Note: This course will be offered every other year. Next in 2013-2014

This course examines the basic structure, substantive norms, and numerous controversies concerning the global law to protect and promote foreign investment. This is a new legal regime, made up of some 2,700 bilateral and regional treaties entered into between most states in the world, and that intersects with many conventional legal fields (including administrative law, constitutional law, international law, and international arbitration). The regime is enforced by a contingent of international investment lawyers, operating under a system of privatized justice, in which states are held to account for their misbehaviour by paying an award of damages to harmed individuals and corporations. All of which prompts the question: does this new regime of international investment law institutionalize global standards for ‘good governance’ or amount to a new global constitutional order for the protection of powerful economic interests?

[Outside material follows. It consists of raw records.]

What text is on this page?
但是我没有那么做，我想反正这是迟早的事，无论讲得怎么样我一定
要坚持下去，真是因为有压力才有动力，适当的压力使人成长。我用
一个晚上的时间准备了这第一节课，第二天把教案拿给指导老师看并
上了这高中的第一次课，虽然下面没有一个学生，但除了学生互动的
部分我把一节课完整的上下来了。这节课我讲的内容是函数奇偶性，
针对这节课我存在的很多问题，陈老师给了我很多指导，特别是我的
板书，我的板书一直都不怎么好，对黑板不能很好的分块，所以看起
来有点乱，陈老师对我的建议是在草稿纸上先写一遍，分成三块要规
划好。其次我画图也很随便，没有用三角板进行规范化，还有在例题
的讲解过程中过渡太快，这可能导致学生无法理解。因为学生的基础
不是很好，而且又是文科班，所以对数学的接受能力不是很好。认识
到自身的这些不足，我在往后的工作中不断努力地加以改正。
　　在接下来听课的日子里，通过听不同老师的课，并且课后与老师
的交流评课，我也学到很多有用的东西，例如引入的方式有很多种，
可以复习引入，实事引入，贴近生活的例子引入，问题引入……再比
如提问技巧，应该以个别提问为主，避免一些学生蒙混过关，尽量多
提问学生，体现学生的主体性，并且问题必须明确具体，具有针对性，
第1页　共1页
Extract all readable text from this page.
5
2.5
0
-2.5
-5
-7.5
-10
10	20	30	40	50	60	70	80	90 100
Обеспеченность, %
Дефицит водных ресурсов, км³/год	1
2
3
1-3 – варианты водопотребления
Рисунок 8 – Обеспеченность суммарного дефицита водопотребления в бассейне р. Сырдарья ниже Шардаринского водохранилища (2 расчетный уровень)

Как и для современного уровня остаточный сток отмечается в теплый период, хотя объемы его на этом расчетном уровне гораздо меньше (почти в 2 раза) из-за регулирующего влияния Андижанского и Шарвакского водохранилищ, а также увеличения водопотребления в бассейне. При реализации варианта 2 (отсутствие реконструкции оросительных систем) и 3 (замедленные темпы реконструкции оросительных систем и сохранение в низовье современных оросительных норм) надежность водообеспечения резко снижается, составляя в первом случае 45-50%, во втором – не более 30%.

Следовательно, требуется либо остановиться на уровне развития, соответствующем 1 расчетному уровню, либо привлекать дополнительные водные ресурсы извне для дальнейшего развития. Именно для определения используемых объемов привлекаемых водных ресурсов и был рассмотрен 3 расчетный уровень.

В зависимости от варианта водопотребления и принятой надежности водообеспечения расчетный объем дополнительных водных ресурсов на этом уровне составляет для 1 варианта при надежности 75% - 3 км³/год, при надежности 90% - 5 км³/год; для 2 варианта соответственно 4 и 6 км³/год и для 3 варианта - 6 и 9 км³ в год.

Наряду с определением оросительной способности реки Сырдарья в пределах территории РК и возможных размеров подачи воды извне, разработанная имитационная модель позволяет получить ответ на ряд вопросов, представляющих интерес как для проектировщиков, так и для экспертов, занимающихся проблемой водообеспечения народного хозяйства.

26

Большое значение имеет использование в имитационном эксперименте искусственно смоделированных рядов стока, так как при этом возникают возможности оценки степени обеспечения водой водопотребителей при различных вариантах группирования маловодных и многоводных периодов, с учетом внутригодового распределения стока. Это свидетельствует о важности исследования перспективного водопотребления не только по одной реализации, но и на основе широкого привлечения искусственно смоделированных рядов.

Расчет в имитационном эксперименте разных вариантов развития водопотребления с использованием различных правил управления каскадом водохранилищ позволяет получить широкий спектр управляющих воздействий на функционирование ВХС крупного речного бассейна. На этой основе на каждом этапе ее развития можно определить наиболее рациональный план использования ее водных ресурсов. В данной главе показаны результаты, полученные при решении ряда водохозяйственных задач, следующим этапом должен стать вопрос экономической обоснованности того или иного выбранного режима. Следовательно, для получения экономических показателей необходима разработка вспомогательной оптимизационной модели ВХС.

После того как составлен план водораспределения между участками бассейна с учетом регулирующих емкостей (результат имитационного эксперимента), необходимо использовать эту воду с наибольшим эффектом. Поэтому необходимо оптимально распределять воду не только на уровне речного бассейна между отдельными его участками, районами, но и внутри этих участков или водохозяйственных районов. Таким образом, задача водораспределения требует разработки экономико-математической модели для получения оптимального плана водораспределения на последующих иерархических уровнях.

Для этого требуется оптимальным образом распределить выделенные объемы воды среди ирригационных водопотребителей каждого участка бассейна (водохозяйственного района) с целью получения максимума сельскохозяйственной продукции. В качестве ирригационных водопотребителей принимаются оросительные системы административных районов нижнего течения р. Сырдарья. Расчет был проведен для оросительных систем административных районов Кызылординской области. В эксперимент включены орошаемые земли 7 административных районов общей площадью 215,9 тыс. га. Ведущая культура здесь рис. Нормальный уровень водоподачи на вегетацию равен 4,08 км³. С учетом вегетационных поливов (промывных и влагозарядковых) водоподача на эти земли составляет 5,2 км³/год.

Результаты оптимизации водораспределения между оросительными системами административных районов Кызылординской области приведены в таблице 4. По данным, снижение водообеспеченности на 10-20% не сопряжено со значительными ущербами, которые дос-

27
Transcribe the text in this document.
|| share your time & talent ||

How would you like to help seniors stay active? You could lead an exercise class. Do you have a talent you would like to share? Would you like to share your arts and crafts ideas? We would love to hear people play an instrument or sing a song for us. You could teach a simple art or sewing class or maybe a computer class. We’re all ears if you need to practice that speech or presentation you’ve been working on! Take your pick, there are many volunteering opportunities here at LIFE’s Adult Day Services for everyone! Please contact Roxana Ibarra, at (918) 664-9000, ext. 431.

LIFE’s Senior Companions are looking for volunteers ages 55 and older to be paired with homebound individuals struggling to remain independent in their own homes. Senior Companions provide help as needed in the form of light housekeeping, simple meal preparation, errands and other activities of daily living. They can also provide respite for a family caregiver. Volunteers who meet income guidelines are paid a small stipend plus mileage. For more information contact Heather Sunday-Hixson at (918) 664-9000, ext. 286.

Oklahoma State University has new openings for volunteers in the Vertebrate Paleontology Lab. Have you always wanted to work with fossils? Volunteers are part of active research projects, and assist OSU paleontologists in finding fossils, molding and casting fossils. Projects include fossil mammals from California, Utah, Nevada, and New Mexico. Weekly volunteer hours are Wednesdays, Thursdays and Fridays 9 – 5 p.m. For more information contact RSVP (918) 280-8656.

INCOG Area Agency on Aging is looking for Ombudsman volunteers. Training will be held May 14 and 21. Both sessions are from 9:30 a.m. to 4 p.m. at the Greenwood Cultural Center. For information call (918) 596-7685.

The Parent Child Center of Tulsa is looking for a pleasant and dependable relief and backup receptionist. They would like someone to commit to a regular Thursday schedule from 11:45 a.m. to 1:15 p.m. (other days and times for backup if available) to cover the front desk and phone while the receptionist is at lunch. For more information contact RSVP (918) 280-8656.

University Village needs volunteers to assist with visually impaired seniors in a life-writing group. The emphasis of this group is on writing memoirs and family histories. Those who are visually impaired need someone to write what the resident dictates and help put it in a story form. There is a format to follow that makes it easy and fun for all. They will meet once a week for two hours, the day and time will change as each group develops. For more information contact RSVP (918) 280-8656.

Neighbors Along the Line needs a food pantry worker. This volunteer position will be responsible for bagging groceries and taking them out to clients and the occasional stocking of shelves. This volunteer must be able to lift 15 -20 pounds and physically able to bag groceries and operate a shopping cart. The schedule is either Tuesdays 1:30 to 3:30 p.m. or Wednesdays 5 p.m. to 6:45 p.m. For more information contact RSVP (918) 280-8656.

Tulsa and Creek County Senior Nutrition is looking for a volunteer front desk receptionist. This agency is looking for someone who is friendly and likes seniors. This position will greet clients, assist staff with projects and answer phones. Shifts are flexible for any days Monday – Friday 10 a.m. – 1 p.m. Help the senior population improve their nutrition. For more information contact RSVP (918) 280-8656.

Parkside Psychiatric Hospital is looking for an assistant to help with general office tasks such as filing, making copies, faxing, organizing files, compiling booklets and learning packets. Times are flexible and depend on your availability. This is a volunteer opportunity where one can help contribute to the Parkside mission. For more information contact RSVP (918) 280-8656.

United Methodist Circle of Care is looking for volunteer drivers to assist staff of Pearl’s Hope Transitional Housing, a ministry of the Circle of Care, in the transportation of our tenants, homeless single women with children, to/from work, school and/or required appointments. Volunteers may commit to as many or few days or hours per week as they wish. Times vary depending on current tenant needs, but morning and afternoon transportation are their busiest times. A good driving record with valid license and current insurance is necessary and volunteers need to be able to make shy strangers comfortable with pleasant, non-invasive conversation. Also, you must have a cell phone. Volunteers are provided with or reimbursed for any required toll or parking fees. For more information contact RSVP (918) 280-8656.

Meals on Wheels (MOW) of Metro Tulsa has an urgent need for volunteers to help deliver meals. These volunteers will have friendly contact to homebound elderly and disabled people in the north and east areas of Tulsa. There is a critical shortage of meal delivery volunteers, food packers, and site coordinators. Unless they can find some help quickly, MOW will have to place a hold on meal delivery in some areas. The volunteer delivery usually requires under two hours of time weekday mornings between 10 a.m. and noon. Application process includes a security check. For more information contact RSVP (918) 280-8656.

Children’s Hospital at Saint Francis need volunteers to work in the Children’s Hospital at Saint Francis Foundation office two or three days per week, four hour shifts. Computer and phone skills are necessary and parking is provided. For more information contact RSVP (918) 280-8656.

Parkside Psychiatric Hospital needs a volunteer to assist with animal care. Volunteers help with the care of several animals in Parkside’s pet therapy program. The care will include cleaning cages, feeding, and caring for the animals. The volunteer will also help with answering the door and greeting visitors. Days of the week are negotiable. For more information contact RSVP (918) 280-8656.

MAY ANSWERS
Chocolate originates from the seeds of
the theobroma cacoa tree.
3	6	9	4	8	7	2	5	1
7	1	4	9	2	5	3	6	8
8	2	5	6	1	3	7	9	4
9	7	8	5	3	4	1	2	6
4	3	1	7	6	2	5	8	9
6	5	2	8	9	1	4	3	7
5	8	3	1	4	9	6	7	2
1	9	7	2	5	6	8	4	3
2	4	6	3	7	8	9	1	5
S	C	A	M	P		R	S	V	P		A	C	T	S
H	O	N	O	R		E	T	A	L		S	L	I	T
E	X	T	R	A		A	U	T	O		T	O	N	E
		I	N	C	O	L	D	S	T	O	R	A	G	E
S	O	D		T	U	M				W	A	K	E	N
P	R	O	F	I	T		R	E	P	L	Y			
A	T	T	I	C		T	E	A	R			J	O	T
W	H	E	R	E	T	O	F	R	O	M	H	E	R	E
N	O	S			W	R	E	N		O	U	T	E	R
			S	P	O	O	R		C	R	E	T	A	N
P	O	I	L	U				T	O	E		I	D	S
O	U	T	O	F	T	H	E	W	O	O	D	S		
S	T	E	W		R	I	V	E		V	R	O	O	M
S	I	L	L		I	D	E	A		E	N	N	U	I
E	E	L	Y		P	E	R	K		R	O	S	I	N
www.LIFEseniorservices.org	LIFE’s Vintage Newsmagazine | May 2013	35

Much of the course will be taken up with learning the doctrine associated with this new legal order, its historical background, and future prospects. We also will assess numerous controversies that have arisen around the regime including: the problem of transparency, appellate review mechanisms, shrinking of policy space for developing and less-developed countries, the utility of human rights norms, and associated legitimacy problems.

Evaluation
Either a 48-hour take-home examination, approximately 5,500-6,000 words in length (100%), OR a research paper on an approved topic, approximately 4,000-4,500 words in length (75%), written during the term and submitted on the deadline date for written work, together with a short 24-hour take-home examination, approximately 1,500 words in length (25%). Note: Forty-eight hour take-home examinations must be signed-out on Monday to Wednesday 9:00 a.m. - 4:00 p.m. or on Friday at 4:00 p.m. and returned on Monday at 9:00 a.m. Twenty-four hour take-home examinations may be signed-out between 9:00 a.m. - 4:00 p.m. for a 24 hour period - Monday to Thursday, excluding weekends.